On top of that, the Prime Minister tried to manipulate the result of the Quebec election.

This is no way to hold our country together. A Prime Minister should unite and not divide. When will the Prime Minister put the national unity of his country ahead of his own blind ambition?

The BudgetOral Questions

2:20 p.m.

Whitby—Oshawa Ontario

Conservative

Jim Flaherty ConservativeMinister of Finance

Mr. Speaker, that is a good question from an official opposition that has stated as a matter of policy that there is no fiscal imbalance in Canada that needs to be remedied. I do not understand why on earth the deputy leader of that party is asking a question about a fiscal imbalance that, according to his leader, does not exist.

The BudgetOral Questions

2:20 p.m.

Liberal

Michael Ignatieff Liberal Etobicoke—Lakeshore, ON

Mr. Speaker, the Prime Minister of the party opposite thinks that Canada is his to manipulate and that our unity is his to gamble with. He is wrong.

When it comes to national unity, we do not play games. We do not roll the dice. We do not try to manipulate provincial elections. Quebec is not a pawn on the Prime Minister's chessboard. Canada is not a game to be played with and possibly lost.

Why does the Prime Minister risk the national unity of our country for no other reason than trying to win the next election?

The BudgetOral Questions

2:20 p.m.

Whitby—Oshawa Ontario

Conservative

Jim Flaherty ConservativeMinister of Finance

Mr. Speaker, that is from a deputy leader of the opposition who has not been in Canada in 35 years. It is no wonder he does not understand that there is a fiscal imbalance in Canada that needs to be remedied.

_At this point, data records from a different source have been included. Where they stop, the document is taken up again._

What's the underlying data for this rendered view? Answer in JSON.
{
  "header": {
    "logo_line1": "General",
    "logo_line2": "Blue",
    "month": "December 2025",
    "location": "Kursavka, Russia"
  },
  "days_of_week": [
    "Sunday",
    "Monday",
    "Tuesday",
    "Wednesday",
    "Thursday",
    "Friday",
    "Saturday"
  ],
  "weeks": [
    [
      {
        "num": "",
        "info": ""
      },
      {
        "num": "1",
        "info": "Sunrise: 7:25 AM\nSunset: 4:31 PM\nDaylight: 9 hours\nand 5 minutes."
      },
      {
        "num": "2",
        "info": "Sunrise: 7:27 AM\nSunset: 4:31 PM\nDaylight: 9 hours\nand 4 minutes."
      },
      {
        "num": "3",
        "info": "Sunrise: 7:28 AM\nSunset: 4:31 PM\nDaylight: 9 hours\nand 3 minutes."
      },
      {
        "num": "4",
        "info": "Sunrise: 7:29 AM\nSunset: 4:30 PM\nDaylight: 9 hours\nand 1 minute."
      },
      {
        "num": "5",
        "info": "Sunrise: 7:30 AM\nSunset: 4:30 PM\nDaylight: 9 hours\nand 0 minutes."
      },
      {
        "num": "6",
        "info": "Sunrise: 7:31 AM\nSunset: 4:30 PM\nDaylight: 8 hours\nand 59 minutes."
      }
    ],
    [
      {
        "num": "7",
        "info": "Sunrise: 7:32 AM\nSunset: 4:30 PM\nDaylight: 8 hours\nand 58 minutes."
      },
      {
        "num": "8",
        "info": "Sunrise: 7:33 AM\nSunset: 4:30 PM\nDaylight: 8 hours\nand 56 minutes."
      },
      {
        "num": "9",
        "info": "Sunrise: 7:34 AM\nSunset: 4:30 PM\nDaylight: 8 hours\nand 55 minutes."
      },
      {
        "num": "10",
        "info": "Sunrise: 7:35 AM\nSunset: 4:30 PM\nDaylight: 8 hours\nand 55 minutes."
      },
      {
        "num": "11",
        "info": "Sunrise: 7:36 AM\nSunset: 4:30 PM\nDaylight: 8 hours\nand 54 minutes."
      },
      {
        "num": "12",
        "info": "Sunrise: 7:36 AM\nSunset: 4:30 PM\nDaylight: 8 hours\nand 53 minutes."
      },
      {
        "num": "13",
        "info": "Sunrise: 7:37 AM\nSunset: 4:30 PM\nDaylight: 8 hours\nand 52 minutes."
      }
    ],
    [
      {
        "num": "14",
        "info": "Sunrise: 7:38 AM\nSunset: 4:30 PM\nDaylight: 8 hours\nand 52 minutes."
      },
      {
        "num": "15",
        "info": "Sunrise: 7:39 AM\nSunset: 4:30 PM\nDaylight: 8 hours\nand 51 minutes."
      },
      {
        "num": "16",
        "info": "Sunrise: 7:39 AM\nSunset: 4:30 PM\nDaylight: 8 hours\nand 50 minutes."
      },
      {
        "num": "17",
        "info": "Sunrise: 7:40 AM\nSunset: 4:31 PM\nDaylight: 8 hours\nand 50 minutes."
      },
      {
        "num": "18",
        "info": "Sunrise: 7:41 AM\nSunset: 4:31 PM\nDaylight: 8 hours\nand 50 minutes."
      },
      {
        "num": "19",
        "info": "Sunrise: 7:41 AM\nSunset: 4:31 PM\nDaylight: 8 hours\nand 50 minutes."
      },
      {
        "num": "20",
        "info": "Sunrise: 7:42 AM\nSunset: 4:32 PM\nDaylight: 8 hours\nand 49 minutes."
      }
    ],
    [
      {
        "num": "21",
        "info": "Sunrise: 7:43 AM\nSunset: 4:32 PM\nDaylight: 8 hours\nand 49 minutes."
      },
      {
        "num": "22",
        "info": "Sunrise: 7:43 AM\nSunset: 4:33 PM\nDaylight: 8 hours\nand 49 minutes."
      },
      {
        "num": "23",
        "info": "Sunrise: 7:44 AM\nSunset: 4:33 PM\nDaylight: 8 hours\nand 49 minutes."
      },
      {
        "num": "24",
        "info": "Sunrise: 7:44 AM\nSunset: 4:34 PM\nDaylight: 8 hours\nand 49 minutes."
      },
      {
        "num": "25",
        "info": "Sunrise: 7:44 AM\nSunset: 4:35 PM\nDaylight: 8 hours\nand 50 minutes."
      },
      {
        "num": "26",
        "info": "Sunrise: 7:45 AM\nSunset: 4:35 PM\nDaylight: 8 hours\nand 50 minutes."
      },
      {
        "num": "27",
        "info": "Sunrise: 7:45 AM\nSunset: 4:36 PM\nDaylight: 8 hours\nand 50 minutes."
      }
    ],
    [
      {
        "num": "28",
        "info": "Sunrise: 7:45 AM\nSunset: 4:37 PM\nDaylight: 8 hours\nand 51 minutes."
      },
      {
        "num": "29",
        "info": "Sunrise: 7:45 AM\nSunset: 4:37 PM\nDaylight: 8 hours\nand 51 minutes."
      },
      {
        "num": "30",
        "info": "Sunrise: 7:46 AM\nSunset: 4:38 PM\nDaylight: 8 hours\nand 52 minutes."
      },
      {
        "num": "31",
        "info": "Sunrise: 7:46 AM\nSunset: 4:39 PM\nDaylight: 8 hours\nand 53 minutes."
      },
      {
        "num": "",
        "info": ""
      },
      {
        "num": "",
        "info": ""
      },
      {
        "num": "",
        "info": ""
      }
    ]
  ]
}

There is no excuse for the Leader of the Opposition, who actually has been in the country the last 35 years, not to realize that there is a fiscal imbalance that had to be remedied, and it has been, on a principled, predictable, long term basis that will stand the test of time in Canada.

TaxationOral Questions

2:20 p.m.

Bloc

Gilles Duceppe Bloc Laurier—Sainte-Marie, QC

Mr. Speaker, in spite of the fact that votes were split among the three parties represented in the National Assembly, Quebeckers still agree on some things. One of those things is the fiscal imbalance, which still has not been resolved. As recommended in the Séguin report, which everyone in Quebec supports, the permanent transfer of tax fields is the only thing that will really resolve the fiscal imbalance.

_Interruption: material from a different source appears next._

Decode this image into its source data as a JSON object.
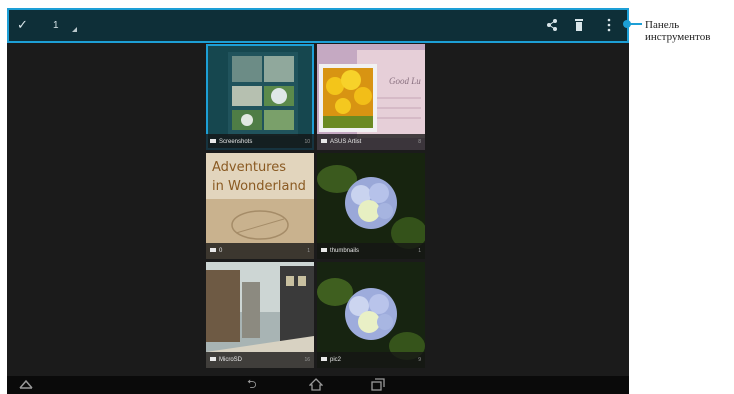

Now that the outcome of the election is known, will the Prime Minister resolve the fiscal imbalance permanently by transferring tax fields to Quebec?

TaxationOral Questions

2:20 p.m.

Calgary Southwest Alberta

Conservative

Stephen Harper ConservativePrime Minister

Mr. Speaker, this government put forward a solution to the fiscal imbalance in the Minister of Finance's latest budget. This solution will transfer nearly $40 billion to the provinces over the next seven years. I think that is a good solution and I hope that Parliament will pass the budget this afternoon.

TaxationOral Questions

2:20 p.m.

Bloc

Gilles Duceppe Bloc Laurier—Sainte-Marie, QC

Mr. Speaker, the budget puts forward a temporary financial solution, not a permanent fiscal solution.

The three parties in Quebec's National Assembly also agree that the federal government's spending power has to be limited. The Séguin report recommended limiting it.

Will the Prime Minister heed this consensus and introduce a bill to limit his spending power to his own areas of jurisdiction?

TaxationOral Questions

2:25 p.m.

Calgary Southwest Alberta

Conservative

Stephen Harper ConservativePrime Minister

Mr. Speaker, this government has already committed to limiting federal spending power. We have no intention of spending money in exclusively provincial areas of jurisdiction. That has been our policy since the beginning. We have a good solution to the fiscal imbalance. For example, the Government of Quebec got so much money that it can reduce taxes and income taxes for its citizens. I think this is a good budget and I hope that the Bloc will help us pass it this afternoon.